A study from researchers at the Yale School of Management has found that more-actively managed funds tend to beat benchmark performance consistently.
In their paper, Martijn Cremers and Antti Petajisto start with the hypothesis that the more active the fund, the higher its average gross return (before fees and expenses). The researchers developed a measurement they call Active Share, which measures “the fraction of the portfolio that is different from the index.”
The authors note that the average fund loses to its benchmark index by 0.33% per year. According to Cremers and Petajisto, the traditionally used measurement of tracking error does not help much when picking funds since their analysis across all tracking-error quintiles showed consistently negative benchmark-adjusted returns and alphas.
However, the researchers’ measurement of Active Share does help when picking funds. The difference in benchmark-adjusted return between the highest and lowest Active Share quintiles is 2.81% per year, according to the study paper.
Further, investors should choose funds in the highest Active Share quintile, the researchers said, since funds in the highest Active Share quintile beat their benchmarks by 1.39%. Funds with the lowest Active Share essentially had performance equal to their benchmarks.
When combined with tracking error, the study found that more-actively managed funds performed better regardless of tracking error, with high Active Share/high tracking error funds performing best.
Additionally, when controlling for size, the study found Active Share was directly related to better performance.

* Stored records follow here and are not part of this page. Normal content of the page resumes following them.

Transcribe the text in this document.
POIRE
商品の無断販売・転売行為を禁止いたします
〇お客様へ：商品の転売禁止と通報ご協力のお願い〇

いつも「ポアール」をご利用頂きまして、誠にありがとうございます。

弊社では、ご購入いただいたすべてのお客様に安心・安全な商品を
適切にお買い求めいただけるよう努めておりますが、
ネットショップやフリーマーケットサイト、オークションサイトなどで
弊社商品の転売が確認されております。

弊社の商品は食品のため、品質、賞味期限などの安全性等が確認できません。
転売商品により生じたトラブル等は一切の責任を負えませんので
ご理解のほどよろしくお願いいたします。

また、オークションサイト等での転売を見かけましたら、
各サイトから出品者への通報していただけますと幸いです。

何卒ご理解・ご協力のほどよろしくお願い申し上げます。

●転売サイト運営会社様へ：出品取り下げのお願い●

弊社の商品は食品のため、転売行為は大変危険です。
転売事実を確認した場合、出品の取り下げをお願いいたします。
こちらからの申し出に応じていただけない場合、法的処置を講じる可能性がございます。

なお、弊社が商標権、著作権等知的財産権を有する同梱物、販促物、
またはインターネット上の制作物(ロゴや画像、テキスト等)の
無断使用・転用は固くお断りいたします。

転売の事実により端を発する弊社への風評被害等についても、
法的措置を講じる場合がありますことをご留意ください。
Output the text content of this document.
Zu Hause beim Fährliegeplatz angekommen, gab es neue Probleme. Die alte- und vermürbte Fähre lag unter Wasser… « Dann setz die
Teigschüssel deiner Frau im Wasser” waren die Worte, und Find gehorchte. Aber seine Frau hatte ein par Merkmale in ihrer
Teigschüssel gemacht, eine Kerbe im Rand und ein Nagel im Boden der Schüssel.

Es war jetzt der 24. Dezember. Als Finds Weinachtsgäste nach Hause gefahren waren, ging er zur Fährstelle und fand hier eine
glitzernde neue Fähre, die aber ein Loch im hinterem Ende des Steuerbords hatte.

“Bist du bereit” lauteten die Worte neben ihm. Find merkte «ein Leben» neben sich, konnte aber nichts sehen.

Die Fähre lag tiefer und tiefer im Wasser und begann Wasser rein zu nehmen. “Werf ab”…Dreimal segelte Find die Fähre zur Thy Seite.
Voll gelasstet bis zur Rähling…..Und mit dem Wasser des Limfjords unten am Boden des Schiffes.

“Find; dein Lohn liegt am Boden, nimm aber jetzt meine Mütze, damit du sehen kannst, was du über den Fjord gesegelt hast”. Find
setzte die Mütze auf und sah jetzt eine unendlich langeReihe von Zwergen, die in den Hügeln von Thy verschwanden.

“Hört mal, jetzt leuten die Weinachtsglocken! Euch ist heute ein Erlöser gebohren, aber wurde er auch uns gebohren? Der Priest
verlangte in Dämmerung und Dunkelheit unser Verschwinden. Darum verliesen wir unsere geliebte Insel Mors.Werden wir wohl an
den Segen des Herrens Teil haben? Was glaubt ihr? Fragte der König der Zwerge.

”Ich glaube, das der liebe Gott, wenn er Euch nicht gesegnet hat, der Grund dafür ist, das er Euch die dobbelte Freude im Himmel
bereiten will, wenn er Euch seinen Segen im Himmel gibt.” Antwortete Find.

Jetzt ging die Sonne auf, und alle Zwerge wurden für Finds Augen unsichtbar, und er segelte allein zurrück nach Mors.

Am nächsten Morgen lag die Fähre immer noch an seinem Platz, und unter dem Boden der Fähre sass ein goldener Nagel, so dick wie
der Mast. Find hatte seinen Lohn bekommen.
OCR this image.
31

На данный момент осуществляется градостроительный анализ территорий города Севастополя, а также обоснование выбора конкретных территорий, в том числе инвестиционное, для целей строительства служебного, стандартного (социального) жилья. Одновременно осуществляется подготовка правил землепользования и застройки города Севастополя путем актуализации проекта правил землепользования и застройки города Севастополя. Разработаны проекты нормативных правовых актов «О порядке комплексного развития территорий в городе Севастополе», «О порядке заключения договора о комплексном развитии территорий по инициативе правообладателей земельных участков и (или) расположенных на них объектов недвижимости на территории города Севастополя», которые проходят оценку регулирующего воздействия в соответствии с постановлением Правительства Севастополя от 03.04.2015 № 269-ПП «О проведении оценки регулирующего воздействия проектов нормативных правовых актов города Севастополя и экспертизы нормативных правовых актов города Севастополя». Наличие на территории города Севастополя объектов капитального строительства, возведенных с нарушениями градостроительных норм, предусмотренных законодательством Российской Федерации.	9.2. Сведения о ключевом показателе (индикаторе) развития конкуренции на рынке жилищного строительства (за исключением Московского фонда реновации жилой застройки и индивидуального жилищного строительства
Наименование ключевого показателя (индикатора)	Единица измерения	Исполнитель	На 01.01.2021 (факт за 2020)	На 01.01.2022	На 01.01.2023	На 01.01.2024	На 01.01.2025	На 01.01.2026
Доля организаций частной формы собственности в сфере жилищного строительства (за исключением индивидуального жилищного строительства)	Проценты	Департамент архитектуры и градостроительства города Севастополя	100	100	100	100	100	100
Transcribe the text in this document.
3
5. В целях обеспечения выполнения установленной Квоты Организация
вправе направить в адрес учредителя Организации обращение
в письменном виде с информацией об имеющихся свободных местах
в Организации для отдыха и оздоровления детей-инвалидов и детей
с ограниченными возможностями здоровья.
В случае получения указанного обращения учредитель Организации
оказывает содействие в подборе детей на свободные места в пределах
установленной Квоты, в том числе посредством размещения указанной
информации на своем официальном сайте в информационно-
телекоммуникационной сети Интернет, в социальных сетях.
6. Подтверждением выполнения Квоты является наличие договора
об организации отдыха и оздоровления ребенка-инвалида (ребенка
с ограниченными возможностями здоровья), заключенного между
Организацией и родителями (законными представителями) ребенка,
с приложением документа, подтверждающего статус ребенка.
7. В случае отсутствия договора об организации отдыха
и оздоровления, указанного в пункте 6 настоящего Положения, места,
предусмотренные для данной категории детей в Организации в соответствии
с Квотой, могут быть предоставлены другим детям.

Excluding the largest 40% of funds, the highest Active Share funds’ stock picks outperformed their benchmarks by about 2% to 4% per year. The more-actively managed funds in the largest 40% also outperformed their benchmarks, but the researchers concluded the results were not statistically significant.
The researchers noted that prior studies have shown the average fund slightly outperforms the market before expenses and underperforms after expenses. They conclude from their study that funds with the highest Active Share significantly outperform their benchmarks both before and after expenses, while funds with the lowest Active Share underperform after expenses.
The study, “How Active Is Your Fund Manager? A New Measure That Predicts Performance,” is available at www.som.yale.edu/Faculty/petajisto/active50.pdf.